Now that Brooks Laich is locked up for the next three years (a little longer than I'd have liked, but presumably the Caps didn't want to risk losing in arbitration and being forced to choose between a larger cap hit this year and walking away from a player that is one of the squad's emerging young leaders, especially with Chris Clark still not at 100%), let's take a look at what to expect from him (on the ice) in 2008-09, specifically his goal total.
Laich's breakout 2007-08 saw the former sixth-round pick crack the 20-goal barrier for the first time since juniors and finish third on the team in lamp-lighters. The keen observer will note that Laich's 17.2 shooting percentage was 13th in the NHL, which is nice, but unlikely to be repeated. How unlikely? Of the top ten shooting percentages of players scoring between 20 and 39 goals (inclusive) in each of the first two years since the lockout (parameters which would place Laich in sixth this past season), the average decrease in shot percentage in the following year is 6.72%, and every single one of the players had at least a 2.64% decline.* Along with the dip in shooting percentage, these players saw their goal totals drop by an average of 8.4.

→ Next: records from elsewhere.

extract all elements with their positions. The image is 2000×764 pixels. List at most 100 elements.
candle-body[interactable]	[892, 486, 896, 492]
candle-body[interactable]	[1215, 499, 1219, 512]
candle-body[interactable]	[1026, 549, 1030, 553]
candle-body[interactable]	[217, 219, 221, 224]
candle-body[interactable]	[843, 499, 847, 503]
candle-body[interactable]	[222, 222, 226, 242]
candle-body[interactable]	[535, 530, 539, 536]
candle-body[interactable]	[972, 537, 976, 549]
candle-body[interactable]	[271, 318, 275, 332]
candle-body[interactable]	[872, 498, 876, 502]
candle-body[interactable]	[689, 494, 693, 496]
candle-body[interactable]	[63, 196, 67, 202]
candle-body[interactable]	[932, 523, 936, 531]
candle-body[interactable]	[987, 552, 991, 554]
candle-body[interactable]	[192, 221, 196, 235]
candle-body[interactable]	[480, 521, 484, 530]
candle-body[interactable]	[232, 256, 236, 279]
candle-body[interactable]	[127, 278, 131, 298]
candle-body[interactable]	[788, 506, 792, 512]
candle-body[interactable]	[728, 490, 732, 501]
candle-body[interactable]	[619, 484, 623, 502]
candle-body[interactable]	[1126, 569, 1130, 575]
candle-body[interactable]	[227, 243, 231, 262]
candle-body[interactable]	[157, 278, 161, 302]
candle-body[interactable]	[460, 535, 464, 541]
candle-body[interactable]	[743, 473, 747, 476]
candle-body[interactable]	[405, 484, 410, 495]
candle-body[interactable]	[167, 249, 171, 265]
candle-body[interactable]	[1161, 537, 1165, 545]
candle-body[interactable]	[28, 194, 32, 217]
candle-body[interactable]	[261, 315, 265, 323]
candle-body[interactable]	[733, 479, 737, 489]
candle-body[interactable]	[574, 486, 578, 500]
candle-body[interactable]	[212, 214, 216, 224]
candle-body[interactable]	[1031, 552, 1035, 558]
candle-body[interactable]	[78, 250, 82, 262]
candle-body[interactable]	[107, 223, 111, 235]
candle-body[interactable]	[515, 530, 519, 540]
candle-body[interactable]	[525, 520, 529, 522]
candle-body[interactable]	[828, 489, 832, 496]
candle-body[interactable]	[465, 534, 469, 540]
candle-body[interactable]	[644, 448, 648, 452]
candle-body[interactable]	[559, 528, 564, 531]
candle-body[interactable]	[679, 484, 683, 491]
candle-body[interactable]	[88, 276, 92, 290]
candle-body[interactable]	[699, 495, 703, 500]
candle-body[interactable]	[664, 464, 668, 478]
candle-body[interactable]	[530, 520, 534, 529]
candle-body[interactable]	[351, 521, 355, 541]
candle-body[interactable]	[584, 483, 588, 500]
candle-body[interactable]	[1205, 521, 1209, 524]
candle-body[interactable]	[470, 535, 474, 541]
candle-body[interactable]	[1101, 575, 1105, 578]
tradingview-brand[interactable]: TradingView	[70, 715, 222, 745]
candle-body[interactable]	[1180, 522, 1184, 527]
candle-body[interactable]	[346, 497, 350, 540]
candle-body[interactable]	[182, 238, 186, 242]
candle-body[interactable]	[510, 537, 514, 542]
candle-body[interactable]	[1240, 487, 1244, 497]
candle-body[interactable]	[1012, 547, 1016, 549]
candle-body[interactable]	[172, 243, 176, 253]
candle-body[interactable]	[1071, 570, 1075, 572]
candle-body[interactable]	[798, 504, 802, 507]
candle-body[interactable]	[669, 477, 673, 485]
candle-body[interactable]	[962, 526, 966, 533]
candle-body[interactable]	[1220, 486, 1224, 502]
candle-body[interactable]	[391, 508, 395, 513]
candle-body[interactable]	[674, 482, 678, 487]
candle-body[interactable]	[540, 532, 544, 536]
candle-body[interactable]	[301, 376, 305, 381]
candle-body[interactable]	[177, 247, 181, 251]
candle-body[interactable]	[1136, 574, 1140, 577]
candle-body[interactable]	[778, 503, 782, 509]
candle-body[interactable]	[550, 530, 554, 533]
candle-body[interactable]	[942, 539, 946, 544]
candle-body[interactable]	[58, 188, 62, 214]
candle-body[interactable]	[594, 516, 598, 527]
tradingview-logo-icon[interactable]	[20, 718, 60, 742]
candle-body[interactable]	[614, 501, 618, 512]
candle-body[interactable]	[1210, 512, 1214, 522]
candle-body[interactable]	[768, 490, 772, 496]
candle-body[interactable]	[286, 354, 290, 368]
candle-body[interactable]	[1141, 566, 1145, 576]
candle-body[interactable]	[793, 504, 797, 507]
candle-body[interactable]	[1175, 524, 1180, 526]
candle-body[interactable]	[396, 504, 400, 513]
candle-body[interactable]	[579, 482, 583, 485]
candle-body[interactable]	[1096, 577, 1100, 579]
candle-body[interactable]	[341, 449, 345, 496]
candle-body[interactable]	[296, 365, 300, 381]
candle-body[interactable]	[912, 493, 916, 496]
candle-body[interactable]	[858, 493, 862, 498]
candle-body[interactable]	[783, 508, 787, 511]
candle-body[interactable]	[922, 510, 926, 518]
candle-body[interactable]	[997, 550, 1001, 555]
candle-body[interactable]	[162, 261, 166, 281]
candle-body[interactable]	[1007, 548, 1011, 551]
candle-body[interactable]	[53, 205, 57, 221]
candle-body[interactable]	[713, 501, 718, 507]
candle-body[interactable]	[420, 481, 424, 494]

Using the past performance of a small sample to predict an individual future outcome is pretty lousy statistics, but let's have at it any way. Assuming that Laich has an average (6.72%) drop in his shooting percentage and takes the same number of shots in 2008-09 as he did in 2007-08 (a rather generous assumption, considering both the potential return of Cap'n Clark and the fact that Laich didn't miss a game last season), he'll score 12.8 goals. If he equals that smallest drop off (2.64% - Alex Tanguay from 2005-06 to 2006-07, incidentally), he'll score 17.8 goals. To get all the way back to 21 goals, Laich would have to fire 201 shots in the first scenario and 145 in the second (and the most shots on goal he's ever had in a single season as a pro is 150 with Portland back during the lockout).
If you're starting to get the feeling that Laich isn't going to be back in the 20-goal club next year, this might seal the deal for you - thirteen of Laich's 21 goals last season came in a 26-game stretch from early February through April Fool's Day, a span during which he had just 50 shots on goal for a 26% shooting percentage. Take away that hot streak and Laich scored 8 goals on 72 shots, which is a sustainable 11.1% (coincidentally right around his 17.2% minus the 6.72% average drop off and also Bryan Smolinski's career shooting percentage, for a point of reference), and just under a 12-goal pace for a full season. Of course, take away any player's hot streaks and his numbers are going to look pretty awful, so consider those to be the basement floor... or not.
The point of this whole exercise certainly isn't to bash Laich (who brings a lot to the table other than goal scoring) or to piss in your Cheerios if you're excited about the signing (which I certainly am), but rather to be realistic in our expectations. Either Laich made "the leap" after Groundhog Day, or he'll regress some in the goal department. My bet? Well, since we're talking about betting and 21 (and his 21 goals), I'll say that the dealer holds on 16.
* Why between 20 and 39? Any fewer gets a bit more fluky and any more and you're undeniably in legit goal-scorer territory. Also worth noting, neither Chris Clark's nor Steve Sullivan's 2007-08 totals were included due to so few games played.